J’ai passé la journée à les espionner. Autant dire que ma mission est un échec. Il l’a prise dans son lit. Il l’a prise dans son bain. Il l’a prise sur le canapé, devant le Roi Lion. Mon père.

Même après tout ce temps, je n’arrive pas encore à le détester, ce qui n’est pas le cas de mon corps : mon ventre se tord, mon crâne me donne l’impression de vouloir exploser. J’ai l’envie furieuse de fumer un joint. Ma vulve me brûle. Je regarde avec une fascination morbide cet homme qui me viole, me déchire. Je sais qu’il détruit ma vie. C’était la conclusion de la lettre de mission. Comment ai-je pu l’ignorer ? Or, désormais, c’est foutu pour Gloria. Pour moi.

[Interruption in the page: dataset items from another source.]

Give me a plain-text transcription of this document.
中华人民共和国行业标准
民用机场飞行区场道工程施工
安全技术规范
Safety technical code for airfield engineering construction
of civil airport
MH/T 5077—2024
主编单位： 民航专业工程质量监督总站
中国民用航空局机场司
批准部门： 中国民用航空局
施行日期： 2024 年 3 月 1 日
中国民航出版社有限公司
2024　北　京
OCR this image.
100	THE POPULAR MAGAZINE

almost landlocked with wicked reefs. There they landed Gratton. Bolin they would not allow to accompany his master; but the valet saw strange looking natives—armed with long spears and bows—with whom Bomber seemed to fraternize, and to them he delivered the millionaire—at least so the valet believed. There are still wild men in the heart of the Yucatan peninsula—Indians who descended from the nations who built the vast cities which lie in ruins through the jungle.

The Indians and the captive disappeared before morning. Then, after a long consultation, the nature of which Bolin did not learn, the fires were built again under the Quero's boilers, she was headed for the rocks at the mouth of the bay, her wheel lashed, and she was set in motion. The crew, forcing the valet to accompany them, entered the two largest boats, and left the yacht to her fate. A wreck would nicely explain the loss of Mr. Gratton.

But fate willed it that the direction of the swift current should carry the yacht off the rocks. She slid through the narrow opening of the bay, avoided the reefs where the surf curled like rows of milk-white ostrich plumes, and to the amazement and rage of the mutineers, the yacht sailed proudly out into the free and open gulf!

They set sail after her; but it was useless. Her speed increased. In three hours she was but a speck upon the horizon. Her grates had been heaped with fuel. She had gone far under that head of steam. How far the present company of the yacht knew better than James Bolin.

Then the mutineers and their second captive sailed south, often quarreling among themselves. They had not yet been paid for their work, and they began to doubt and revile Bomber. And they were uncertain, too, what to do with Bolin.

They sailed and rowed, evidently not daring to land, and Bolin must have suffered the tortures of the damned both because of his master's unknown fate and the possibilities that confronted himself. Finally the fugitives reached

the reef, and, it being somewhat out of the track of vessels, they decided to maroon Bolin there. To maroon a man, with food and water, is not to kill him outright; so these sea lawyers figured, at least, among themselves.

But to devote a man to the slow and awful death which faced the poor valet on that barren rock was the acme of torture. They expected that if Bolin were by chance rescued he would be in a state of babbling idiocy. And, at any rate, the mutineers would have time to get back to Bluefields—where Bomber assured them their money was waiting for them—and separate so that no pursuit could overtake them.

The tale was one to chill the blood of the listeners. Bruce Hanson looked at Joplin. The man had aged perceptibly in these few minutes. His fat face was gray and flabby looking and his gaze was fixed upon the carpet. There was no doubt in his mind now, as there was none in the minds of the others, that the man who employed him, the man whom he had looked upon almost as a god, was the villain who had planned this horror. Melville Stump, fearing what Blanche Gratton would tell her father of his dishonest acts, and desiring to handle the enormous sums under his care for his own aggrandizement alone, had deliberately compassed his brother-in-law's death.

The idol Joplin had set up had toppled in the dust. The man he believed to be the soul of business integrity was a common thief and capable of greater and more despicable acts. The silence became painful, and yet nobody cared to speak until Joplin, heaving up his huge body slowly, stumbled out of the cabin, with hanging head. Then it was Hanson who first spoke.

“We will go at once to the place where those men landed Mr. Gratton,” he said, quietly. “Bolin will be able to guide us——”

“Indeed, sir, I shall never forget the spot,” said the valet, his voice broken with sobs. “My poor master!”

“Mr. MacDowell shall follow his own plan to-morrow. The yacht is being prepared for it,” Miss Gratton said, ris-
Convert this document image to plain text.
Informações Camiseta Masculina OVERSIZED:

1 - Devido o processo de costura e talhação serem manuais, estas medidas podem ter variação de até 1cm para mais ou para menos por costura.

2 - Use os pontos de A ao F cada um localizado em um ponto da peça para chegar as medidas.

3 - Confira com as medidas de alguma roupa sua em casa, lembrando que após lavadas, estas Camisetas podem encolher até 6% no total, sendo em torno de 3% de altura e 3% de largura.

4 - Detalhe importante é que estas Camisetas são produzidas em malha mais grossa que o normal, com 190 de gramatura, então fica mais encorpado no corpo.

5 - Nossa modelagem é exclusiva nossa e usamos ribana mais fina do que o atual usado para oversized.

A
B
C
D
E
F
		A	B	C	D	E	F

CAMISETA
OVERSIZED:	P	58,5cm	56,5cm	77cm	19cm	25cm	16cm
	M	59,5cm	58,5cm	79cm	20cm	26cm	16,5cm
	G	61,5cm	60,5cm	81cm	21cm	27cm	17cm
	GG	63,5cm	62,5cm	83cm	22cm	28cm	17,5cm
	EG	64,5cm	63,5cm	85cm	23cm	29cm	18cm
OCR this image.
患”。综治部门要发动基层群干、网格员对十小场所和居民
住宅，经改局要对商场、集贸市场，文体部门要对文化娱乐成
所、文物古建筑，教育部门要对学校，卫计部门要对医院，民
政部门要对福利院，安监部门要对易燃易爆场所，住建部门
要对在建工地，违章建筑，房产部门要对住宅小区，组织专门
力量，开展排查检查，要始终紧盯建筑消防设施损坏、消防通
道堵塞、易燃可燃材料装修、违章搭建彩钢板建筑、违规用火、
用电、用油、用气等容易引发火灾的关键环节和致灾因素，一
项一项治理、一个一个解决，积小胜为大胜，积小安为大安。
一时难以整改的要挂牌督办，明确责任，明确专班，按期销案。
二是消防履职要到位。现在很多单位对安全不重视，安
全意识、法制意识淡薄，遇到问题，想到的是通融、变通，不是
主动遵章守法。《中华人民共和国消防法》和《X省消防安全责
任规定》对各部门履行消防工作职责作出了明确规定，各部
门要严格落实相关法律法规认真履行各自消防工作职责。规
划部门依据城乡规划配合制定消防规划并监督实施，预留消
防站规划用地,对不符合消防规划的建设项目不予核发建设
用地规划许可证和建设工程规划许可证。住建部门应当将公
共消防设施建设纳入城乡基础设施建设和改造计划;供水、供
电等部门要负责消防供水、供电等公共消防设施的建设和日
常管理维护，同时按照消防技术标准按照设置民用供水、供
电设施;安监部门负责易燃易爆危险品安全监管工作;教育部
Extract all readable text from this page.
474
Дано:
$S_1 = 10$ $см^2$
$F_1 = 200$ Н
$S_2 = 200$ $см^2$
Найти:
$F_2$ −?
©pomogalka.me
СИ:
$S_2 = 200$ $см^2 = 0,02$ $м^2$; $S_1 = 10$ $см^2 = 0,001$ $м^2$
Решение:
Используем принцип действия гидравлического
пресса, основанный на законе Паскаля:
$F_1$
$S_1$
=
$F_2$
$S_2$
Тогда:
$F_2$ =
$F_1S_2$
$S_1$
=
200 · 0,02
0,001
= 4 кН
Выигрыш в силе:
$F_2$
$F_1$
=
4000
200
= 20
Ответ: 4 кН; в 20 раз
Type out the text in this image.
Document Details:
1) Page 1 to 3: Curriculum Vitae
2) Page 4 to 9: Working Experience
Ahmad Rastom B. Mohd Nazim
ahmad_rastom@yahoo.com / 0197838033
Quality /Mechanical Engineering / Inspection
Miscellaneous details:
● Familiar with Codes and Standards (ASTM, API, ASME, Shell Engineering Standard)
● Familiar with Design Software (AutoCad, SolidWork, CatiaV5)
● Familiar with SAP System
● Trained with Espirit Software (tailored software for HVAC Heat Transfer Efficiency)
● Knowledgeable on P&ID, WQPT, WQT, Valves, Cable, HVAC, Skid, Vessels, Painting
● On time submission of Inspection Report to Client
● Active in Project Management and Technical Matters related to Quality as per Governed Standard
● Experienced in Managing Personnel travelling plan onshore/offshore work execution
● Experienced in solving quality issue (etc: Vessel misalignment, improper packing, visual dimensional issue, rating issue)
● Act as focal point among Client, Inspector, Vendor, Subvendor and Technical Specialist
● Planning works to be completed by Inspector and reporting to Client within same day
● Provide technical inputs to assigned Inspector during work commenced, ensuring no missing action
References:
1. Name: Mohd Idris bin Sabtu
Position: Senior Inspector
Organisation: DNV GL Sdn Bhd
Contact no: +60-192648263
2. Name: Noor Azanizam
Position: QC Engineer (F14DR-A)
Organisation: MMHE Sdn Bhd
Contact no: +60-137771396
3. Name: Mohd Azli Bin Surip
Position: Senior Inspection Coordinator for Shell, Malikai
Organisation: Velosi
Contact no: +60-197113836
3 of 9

Un sursaut de colère me submerge. D’un coup, je veux faire souffrir cette ordure. Me libérer de la honte, de la culpabilité. Je sors mon revolver et m’avance dans la chambre.

Gloria encaisse, grimace, gémit, tient bon. Malgré cela, j’embrasse mon père en retour. Ca l’excite, le salaud. Je lève mon arme.

Il ne m’a pas encore vue. Il va jouir. Je vise la petite. Moi-même.

Il a gâché ma vie, je vais gâcher la sienne.

Soudain, Capitaine est auprès de moi. Son regard d’une gravité insoutenable rend toute parole inutile. Je ne suis pas là pour punir, ni pour venger. Je suis là pour aider. Je sors de l’appartement avec l’envie de hurler.

Je frappe chez le voisin et lui demande de l’aide. Le petit grand-père nous laisse entrer et nous observe, mon guide et moi, avec une curiosité incertaine tandis qu’il me conduit à son téléphone. Je compose le 119. Une femme répond et je lui raconte ma vie. Je m’ouvre enfin aux autres et mes larmes s’écoulent sur le combiné, suivies de onze années de douleurs, de brûlures, de tourments. A côté du voisin, blême, Capitaine sourit avant de devenir vaporeux et de s’évanouir dans le néant.